Existing methods for speech-driven virtual avatars struggle to simultaneously achieve effective multimodal fusion, high-quality generation, and real-time performance. This work proposes a unified sparse motion modeling framework that represents text, audio, and motion sequences as a common token stream for joint modeling. It innovatively integrates a spatially sparse mixture-of-experts mechanism with a temporally sparse keyframe-centric strategy to enable efficient temporal modeling. Through unified token representation, keyframe-driven sparse attention, and a multi-stage training pipeline enhanced with audio augmentation, the method significantly improves animation fidelity and temporal coherence under strict latency constraints. The approach achieves real-time, high-fidelity co-speech gesture generation, outperforming state-of-the-art methods in both quantitative metrics and qualitative evaluations.

Speech-driven gestures and facial animations are fundamental to expressive digital avatars in games, virtual production, and interactive media.

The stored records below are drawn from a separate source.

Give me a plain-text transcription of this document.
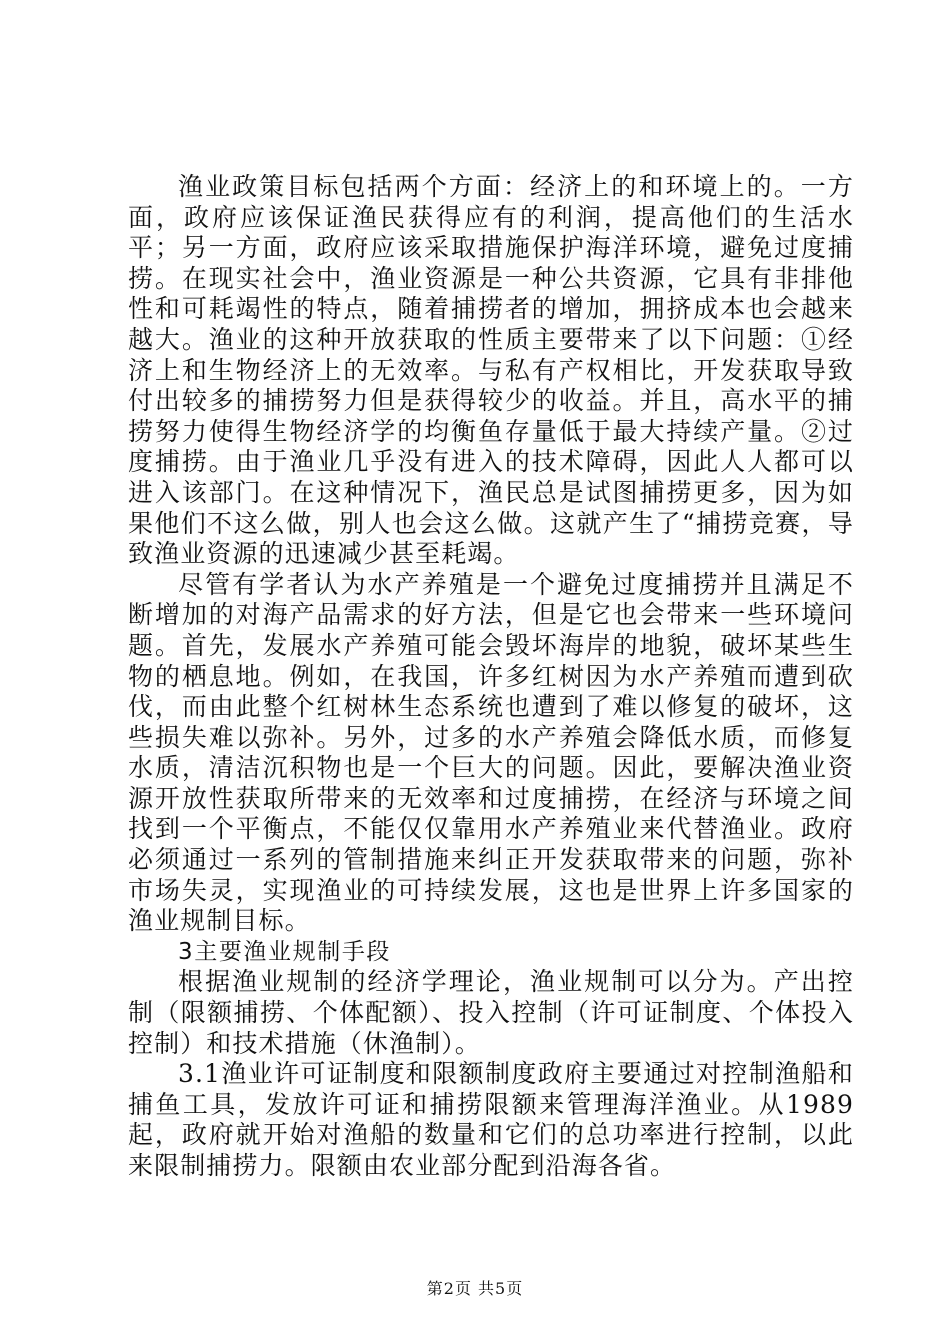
渔业政策目标包括两个方面：经济上的和环境上的。一方面，政府应该保证渔民获得应有的利润，提高他们的生活水平；另一方面，政府应该采取措施保护海洋环境，避免过度捕捞。在现实社会中，渔业资源是一种公共资源，它具有非排他性和可耗竭性的特点，随着捕捞者的增加，拥挤成本也会越来越大。渔业的这种开放获取的性质主要带来了以下问题：①经济上和生物经济上的无效率。与私有产权相比，开发获取导致付出较多的捕捞努力但是获得较少的收益。并且，高水平的捕捞努力使得生物经济学的均衡鱼存量低于最大持续产量。②过度捕捞。由于渔业几乎没有进入的技术障碍，因此人人都可以进入该部门。在这种情况下，渔民总是试图捕捞更多，因为如果他们不这么做，别人也会这么做。这就产生了“捕捞竞赛，导致渔业资源的迅速减少甚至耗竭。

尽管有学者认为水产养殖是一个避免过度捕捞并且满足不断增加的对海产品需求的好方法，但是它也会带来一些环境问题。首先，发展水产养殖可能会毁坏海岸的地貌，破坏某些生物的栖息地。例如，在我国，许多红树因为水产养殖而遭到砍伐，而由此整个红树林生态系统也遭到了难以修复的破坏，这些损失难以弥补。另外，过多的水产养殖会降低水质，而修复水质，清洁沉积物也是一个巨大的问题。因此，要解决渔业资源开放性获取所带来的无效率和过度捕捞，在经济与环境之间找到一个平衡点，不能仅仅靠用水产养殖业来代替渔业。政府必须通过一系列的管制措施来纠正开发获取带来的问题，弥补市场失灵，实现渔业的可持续发展，这也是世界上许多国家的渔业规制目标。

3主要渔业规制手段

根据渔业规制的经济学理论，渔业规制可以分为。产出控制（限额捕捞、个体配额）、投入控制（许可证制度、个体投入控制）和技术措施（休渔制）。

3.1渔业许可证制度和限额制度政府主要通过对控制渔船和捕鱼工具，发放许可证和捕捞限额来管理海洋渔业。从1989起，政府就开始对渔船的数量和它们的总功率进行控制，以此来限制捕捞力。限额由农业部分配到沿海各省。

第2页 共5页
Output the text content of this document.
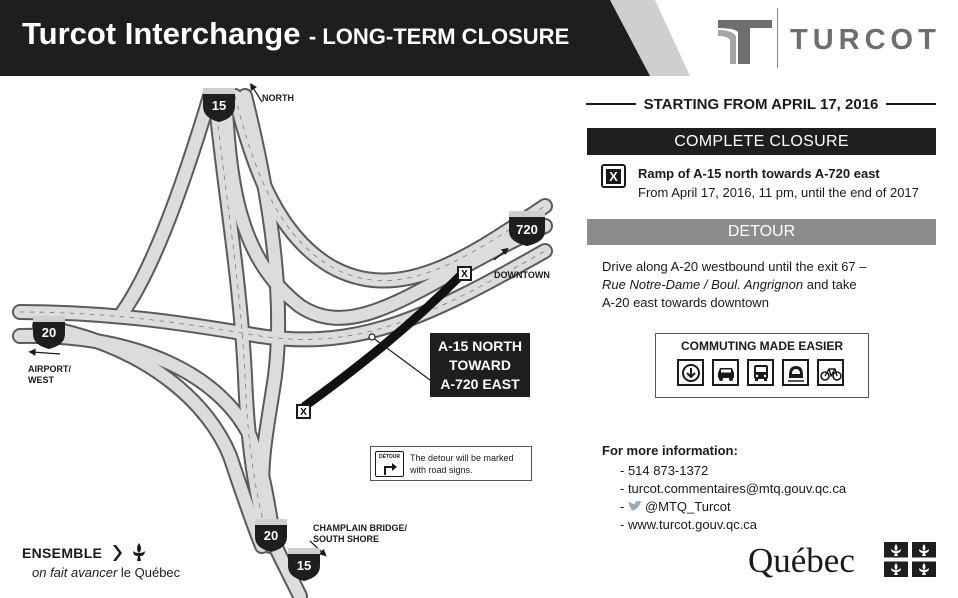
Turcot Interchange - LONG-TERM CLOSURE	TURCOT
X
X
15
720
20
20
15
NORTH
DOWNTOWN
AIRPORT/
WEST
CHAMPLAIN BRIDGE/
SOUTH SHORE
A-15 NORTH
TOWARD
A-720 EAST
DÉTOUR	The detour will be marked
with road signs.
STARTING FROM APRIL 17, 2016
COMPLETE CLOSURE
X Ramp of A-15 north towards A-720 east
From April 17, 2016, 11 pm, until the end of 2017
DETOUR
Drive along A-20 westbound until the exit 67 –
Rue Notre-Dame / Boul. Angrignon and take
A-20 east towards downtown
COMMUTING MADE EASIER
For more information:
- 514 873-1372
- turcot.commentaires@mtq.gouv.qc.ca
- @MTQ_Turcot
- www.turcot.gouv.qc.ca
ENSEMBLE
on fait avancer le Québec	Québec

However, existing methods are either limited to a single modality for audio motion alignment, failing to fully utilize the potential of massive human motion data, or are constrained by the representation ability and throughput of multimodal models, which makes it difficult to achieve high-quality motion generation or real-time performance. We present UMo, a unified sparse motion modeling architecture for real-time co-speech avatars, which processes text, audio, and motion tokens within a unified formulation. Leveraging a spatially sparse Mixture-of-Experts framework and a temporally sparse, keyframe-centric design, UMo efficiently performs real-time dense reconstruction, enabling temporally coherent and high-fidelity animation generation for both facial expressions and gestures. Furthermore, we implement a multi-stage training strategy with targeted audio augmentation to enhance acoustic diversity and semantic consistency. Consequently, UMo preserves fine-grained speech-motion alignment even under strict latency constraints. Extensive quantitative and qualitative evaluations show that UMo achieves better output quality under low latency and real-time performance constraints, offering a practical solution for high-fidelity real-time co-speech avatars.